Each season is developed in three movements, with a slow movement between two faster ones (and these movements likewise vary in mood and tempo among the seasons). In the ‘Summer ‘you could feel the heat and langour, in the ‘Winter’ movement the contrasts between fire and ice. The Spring movement was lyrical, one could almost say pastoral ,and you could hear the birds joyously calling. The Autumn section is meant to evoke the harvest and its celebrations. In the ’Winter’ movement there were shimmering , shivering sections for the violin .The finale was haunting and featured some ecstatic , soaring playing .
After that performance which was rapturously received, Rutter gave a short talk about the program and the narrative that Vivaldi proposed ( or , rather , ‘instructed’ ) for the work, highlighting the leitmotifs etc in each season to listen out for (eg the barking dog in the second movement of ‘Spring’ , in Summer the soporific feel , the dancing in Autumn for the harvest etc ) which was much fun.
Then came another Vivaldi piece ‘ Il Cardellino ‘ (‘The Goldfinch ‘) with Rutter on flute as the bird. It is in three movements, at first tweeting , exuberant and darting , the second was far slower and more melancholy , the violins being held rather like lutes or guitars and played pizzicato.
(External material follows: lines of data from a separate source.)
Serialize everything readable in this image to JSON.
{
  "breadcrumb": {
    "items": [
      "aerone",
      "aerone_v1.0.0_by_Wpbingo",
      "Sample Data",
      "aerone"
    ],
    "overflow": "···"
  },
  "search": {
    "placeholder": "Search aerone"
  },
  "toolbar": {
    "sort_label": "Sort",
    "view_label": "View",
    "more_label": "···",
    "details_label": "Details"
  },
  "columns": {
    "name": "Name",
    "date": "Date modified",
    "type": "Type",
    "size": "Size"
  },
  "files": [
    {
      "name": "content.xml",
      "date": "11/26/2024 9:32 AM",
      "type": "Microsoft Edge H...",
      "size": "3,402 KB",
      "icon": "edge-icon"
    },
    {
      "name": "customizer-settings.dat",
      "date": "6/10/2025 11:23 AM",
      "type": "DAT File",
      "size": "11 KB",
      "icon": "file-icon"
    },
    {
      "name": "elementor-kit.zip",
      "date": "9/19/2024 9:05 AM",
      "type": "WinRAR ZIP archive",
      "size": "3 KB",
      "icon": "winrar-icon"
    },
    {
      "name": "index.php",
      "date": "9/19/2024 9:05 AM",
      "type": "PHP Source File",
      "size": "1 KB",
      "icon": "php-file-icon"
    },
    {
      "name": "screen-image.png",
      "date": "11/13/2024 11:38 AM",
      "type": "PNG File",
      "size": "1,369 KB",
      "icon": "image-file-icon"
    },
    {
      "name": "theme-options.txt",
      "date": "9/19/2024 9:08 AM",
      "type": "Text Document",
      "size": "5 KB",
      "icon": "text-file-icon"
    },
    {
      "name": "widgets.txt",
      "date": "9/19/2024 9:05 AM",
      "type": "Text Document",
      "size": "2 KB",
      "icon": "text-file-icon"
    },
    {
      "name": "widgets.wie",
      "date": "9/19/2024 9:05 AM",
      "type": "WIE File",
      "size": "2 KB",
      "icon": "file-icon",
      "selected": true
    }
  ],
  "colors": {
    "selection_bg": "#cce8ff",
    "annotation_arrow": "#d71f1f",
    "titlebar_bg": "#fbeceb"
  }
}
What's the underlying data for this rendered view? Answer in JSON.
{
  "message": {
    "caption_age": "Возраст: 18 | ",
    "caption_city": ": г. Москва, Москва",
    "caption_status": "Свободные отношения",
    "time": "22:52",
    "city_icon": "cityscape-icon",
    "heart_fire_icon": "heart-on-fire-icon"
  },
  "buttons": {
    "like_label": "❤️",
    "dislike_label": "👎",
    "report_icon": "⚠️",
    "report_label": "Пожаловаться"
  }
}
In the third movement the flute was stronger again, shimmering.
Because of the rapturous reception, for an encore they repeated the slow movement from Vivaldi’s Four Seasons ‘Winter’, very passionately and eloquently played, this time with Rutter and Stewart sharing the melodic line.
The concert ran overtime and we adjourned for lunch, looking forward to the next in the series!
FOUR SEASONS AND A GOLDFINCH was a one off performance last Wednesday July 2 part of the Live at Lunch series at the Concourse Chatswood. Running time 90 minutes without interval.